Jess didn't mention her unemployment the entire dinner. He just told her stories about the publishing house— temperamental poets, an indie author who read House of Leaves and now fancied themselves the next experimentalist author with a cult following, and Chris's obsession with opening their own bar in order to have somewhere to gather the masses that are the Philly independent lit scene.
Halfway through Jess's story about a poet who answers all his emails in haikus, Rory is struck with a sudden thought.
I missed this.
Not just Jess, although she has, and has been for years, but she's missed sitting in a booth somewhere and eating good food with another person and laughing. When was the last time she had dinner with someone? She hadn't so much as been in the same state as her mom or Lane or Paris for more than two days at a time in months, let alone had time to actually do anything. Not having a job sucked. And dealing with it was going to suck. But this exact moment? Was pretty nice.

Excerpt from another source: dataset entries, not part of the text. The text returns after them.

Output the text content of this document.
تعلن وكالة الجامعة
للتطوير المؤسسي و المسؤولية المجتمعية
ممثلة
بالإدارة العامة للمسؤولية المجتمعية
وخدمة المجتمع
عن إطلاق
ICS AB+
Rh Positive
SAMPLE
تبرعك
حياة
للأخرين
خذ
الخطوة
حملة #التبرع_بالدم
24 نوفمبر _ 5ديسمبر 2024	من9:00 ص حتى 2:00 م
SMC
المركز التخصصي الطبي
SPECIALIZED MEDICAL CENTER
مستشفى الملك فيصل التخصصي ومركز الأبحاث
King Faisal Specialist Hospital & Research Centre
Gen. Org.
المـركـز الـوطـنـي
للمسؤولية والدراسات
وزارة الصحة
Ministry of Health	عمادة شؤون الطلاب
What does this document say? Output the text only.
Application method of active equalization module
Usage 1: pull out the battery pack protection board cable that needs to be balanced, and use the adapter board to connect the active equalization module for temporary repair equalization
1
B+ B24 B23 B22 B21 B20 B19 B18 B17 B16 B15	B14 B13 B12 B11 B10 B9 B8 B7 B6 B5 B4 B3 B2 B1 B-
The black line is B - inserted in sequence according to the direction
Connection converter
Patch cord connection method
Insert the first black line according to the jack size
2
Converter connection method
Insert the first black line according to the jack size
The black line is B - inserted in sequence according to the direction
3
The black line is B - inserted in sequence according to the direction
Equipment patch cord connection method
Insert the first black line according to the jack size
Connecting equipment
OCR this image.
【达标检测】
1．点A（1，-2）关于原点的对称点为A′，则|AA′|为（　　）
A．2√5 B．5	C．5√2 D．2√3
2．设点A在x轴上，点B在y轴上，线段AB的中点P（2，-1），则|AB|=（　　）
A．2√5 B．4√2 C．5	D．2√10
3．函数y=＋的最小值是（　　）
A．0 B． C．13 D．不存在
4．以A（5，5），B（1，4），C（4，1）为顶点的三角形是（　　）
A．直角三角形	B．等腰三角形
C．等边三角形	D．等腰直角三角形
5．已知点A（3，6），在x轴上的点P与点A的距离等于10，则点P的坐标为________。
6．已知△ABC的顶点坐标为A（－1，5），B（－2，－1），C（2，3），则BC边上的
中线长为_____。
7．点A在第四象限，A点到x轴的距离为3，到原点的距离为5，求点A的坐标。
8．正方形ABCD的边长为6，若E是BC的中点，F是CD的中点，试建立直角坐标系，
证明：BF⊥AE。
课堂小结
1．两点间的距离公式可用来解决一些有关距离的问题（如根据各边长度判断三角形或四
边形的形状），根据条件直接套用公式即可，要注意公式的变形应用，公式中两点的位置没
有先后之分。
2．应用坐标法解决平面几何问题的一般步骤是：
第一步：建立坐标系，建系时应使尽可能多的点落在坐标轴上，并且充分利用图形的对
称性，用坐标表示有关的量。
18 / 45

"God, I haven't laughed like that in months," Rory confessed as they left the restaurant and started walking toward her hotel.
"Oh, yeah?" Jess said with a half smile, the same one he'd worn when they were younger and he'd said something that made her blush.
"Yeah," she replied, smiling a full smile back at him. "I've been so busy writing and bouncing around to places I'd spend a few days in if I was lucky and keeping my nose to the grindstone to prove myself. I haven't had time for anything like this in a long time."
Jess stopped walking and turned to her, "you could do something else. Write a book or something."
"I'm a journalist," Rory argued.
"You're a hell of a writer, and if you wrote a book, there would be an audience for it." Jess sounded so sure, so full of conviction, that it drew her in just a little.
"What would I even write about?"
"About your life, you and your mom's story. Hell, you could write a book of haikus and I'd read it."
Rory laughed.
"Right. I think you might be my only reader if I did any of that," She said as she started walking again. Jess silently fell in step with her and within minutes they'd reached the front of her hotel.
"Thanks for tonight," Rory said as she moved to hug him.
"Anytime," he said, wrapping his arms around her waist briefly before she stepped back and started to go inside.
"Rory, wait."
She turned toward him curiously.
"In case you change your mind." He was holding out a business card.
Jess Mariano, Editor
Truncheon Books, Independent Publishing House
His phone number was listed there at the bottom. "I'll think about it," she said, looking up from his card.
They shared a smile, then Rory went inside, feeling lighter than she had since this afternoon- or maybe even than she had in months.
Author's Note: This is probably not my best work, but I am so happy to actually get a work finished and out of my drafts that I simply do not care.